The Royal Shakespeare Company brings mixed reality to its Tempest
The Royal Shakespeare Company is breathing magic into its production of The Tempest with a little help from virtual reality. Hovering above the stage is a virtual version of Shakespeare’s shape-shifting spirit Ariel – a shimmering blue avatar, whose movements are controlled and whose words are spoken by Mark Quartley, an actor hidden in the wings. Mark wears a sophisticated motion-capture suit that translates his movements to the avatar (known affectionately as ‘Mushy’) in real time.

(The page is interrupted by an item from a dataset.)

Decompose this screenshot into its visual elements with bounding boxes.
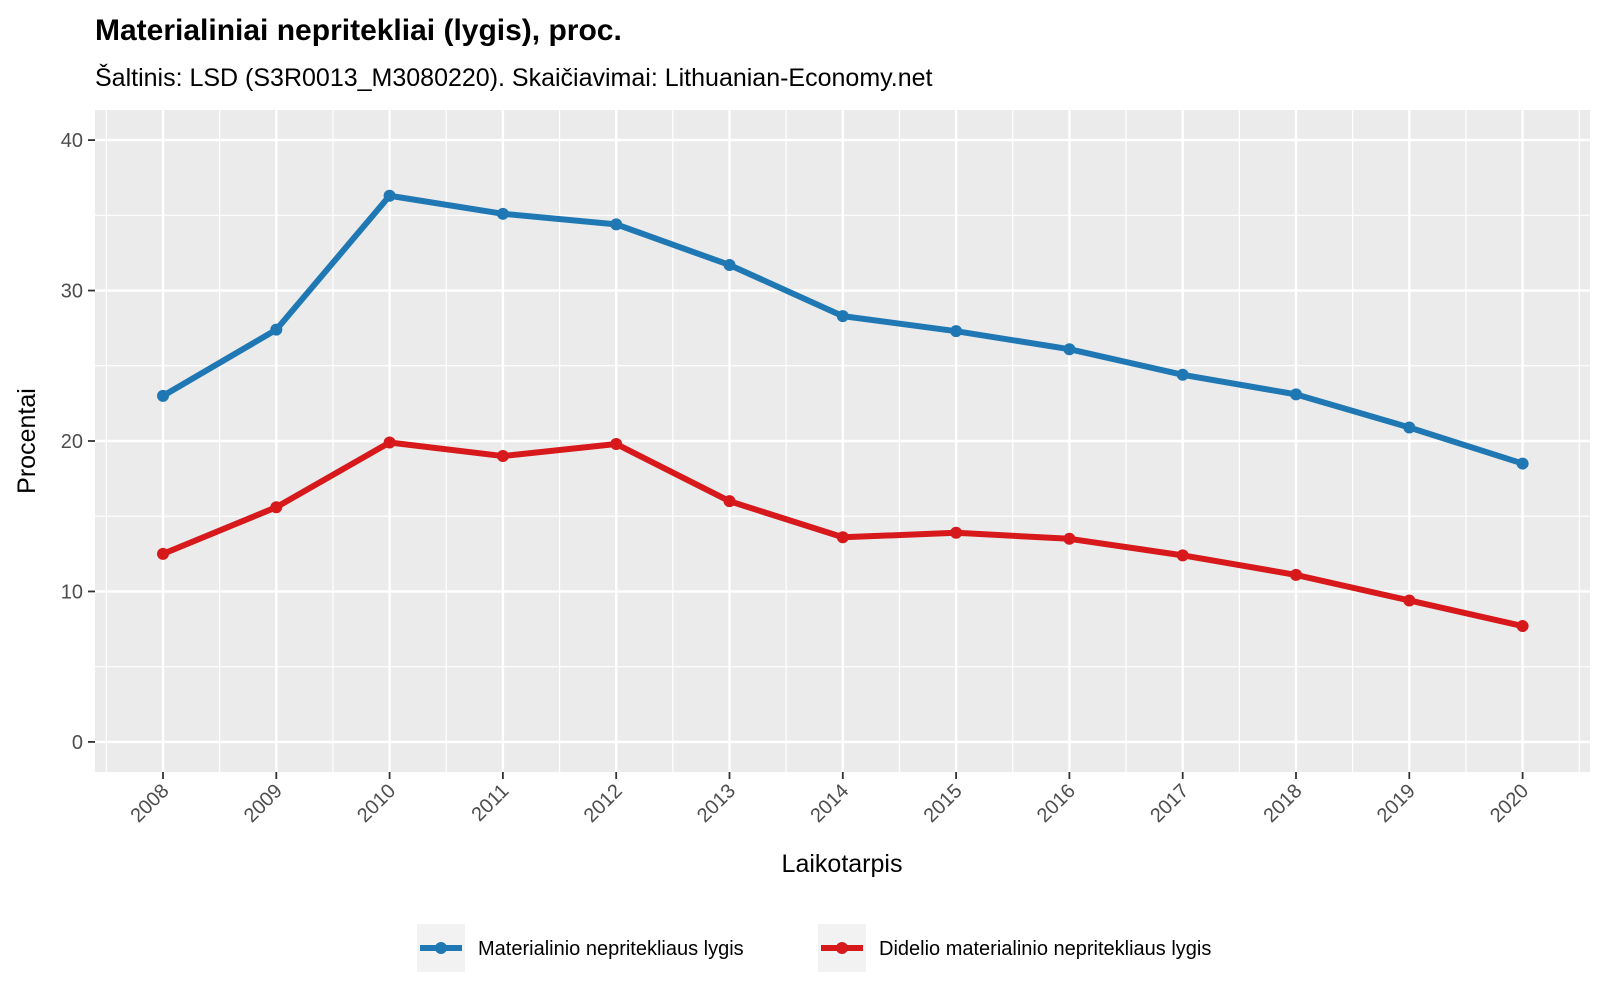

Google’s AI challenges you to a Quick Draw
Google has developed a series of AI experiments that anyone can use, including a Pictionary-style game. Quick, Draw! challenges players to draw an item of its choosing, using their mouse or touchscreen. Google’s machine learning tries to guess what you are creating, and shouts out its guesses. Through repeated interaction, the AI is gathering data and consolidating its decision-making ability. The idea is that interaction with human users will enable machine learning by feeding it data, which it can then apply to different situations.
Drop off keys securely in a connected lockbox
Dropboxes are a secure spot where people can safely leave or pick up keys for access to property. Popular with realtors the world over, dropboxes are increasingly used by Airbnb-ers to make key hand-offs easier. Toor is giving these secure spots the connected treatment, following a successful Kickstarter campaign, adding Bluetooth and cellular connectivity to dropboxes. Using the company’s app, home owners can schedule pick-ups and leave feedback for guests or potential buyers based on their visit. The Toor will hit the market in the summer, retailing at $149 for the standard version.

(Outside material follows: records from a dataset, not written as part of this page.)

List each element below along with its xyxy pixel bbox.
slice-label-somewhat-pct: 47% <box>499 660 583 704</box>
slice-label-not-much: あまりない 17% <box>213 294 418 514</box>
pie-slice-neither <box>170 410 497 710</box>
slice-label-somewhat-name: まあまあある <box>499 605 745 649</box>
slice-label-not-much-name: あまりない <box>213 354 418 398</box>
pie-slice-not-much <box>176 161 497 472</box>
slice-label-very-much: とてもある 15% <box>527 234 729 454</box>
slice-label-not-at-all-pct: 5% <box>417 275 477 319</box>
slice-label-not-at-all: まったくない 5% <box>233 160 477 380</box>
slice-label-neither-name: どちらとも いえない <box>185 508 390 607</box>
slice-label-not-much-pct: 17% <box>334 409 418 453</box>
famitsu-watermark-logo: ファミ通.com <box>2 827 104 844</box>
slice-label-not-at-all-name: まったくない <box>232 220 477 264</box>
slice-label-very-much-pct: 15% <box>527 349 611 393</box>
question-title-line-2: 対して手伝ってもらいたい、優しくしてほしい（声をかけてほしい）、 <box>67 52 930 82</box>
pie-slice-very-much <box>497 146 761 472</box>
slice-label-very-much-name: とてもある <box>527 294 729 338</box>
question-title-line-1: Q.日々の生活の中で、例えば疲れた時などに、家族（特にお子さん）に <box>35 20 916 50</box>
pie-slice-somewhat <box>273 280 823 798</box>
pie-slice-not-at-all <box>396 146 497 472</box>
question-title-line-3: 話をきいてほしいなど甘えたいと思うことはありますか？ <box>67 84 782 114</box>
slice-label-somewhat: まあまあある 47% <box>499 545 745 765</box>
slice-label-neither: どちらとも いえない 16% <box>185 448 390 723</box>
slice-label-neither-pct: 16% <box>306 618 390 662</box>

Snapchat’s IPO thought to approach $25bn
California-based company Snapchat has filed confidentially with the SEC for an initial public offering (IPO), which could value between $20billion and $25billion, according to confidential sources. The IPO may come as soon as March, and would be one of the biggest offerings in recent years.
Westfield Labs wants to bring digital smarts to retail stores
Westfield Labs, the digital development arm of well-known retail giant Westfield, has a mission to integrate data smarts with the physical shopping experience. The pitch envisages shoppers receiving personalized greetings on entering the shopping mall, along with targeted notifications and deals based on shopping history and personal preferences. They could also receive notifications when something on their digital wish list is nearby.